In 2021, the year of Katy’s death, however – a lot of families did.

Katy was among the 48,183 people that year who died by suicide, according to numbers culled by the Centers for Disease Control and Prevention.

That came to one death, by a person’s own hand, every 11 minutes, the CDC said. 

Further, the organization noted, 1.7 million people – that’s the entire population of West Virginia – attempted suicide that year.

With the people that are left, the family and friends, Dixon said, there’s always a crushing core of sadness over a life unrealized.

That’s why she makes herself focus on the light opposed to the dark.

Katy, she said, could be earnestly serious and gloriously goofy – oftentimes in the same sentence. 
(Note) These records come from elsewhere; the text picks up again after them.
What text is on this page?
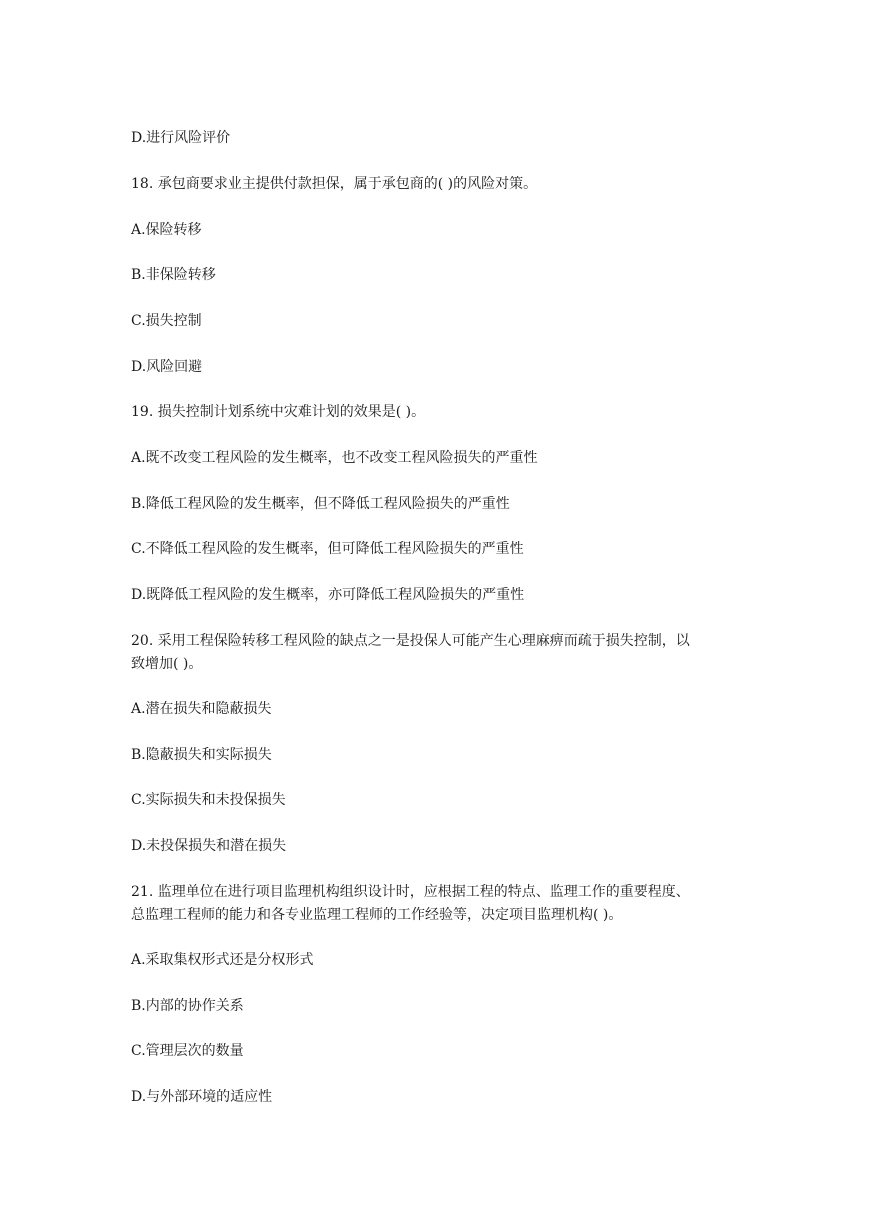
D.进行风险评价
18. 承包商要求业主提供付款担保，属于承包商的( )的风险对策。
A.保险转移
B.非保险转移
C.损失控制
D.风险回避
19. 损失控制计划系统中灾难计划的效果是( )。
A.既不改变工程风险的发生概率，也不改变工程风险损失的严重性
B.降低工程风险的发生概率，但不降低工程风险损失的严重性
C.不降低工程风险的发生概率，但可降低工程风险损失的严重性
D.既降低工程风险的发生概率，亦可降低工程风险损失的严重性
20. 采用工程保险转移工程风险的缺点之一是投保人可能产生心理麻痹而疏于损失控制，以
致增加( )。
A.潜在损失和隐蔽损失
B.隐蔽损失和实际损失
C.实际损失和未投保损失
D.未投保损失和潜在损失
21. 监理单位在进行项目监理机构组织设计时，应根据工程的特点、监理工作的重要程度、
总监理工程师的能力和各专业监理工程师的工作经验等，决定项目监理机构( )。
A.采取集权形式还是分权形式
B.内部的协作关系
C.管理层次的数量
D.与外部环境的适应性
Get her behind the wheel of a Go-Kart, or in the backyard romping with her goofy pitbull puppy Draco, and you had comedic gold, Dixon said. 

And these days, she can only smile and shake her head when someone she doesn’t know – but knew Katy – comes up to say hello and share a memory.

“Everybody loved her,” Dixon marveled.

“I know you hear that all the time, but with Katy, it really was true. We can’t bring my granddaughter back – but we can work to save everyone else’s granddaughter. That’s what we’re gonna keep doing.”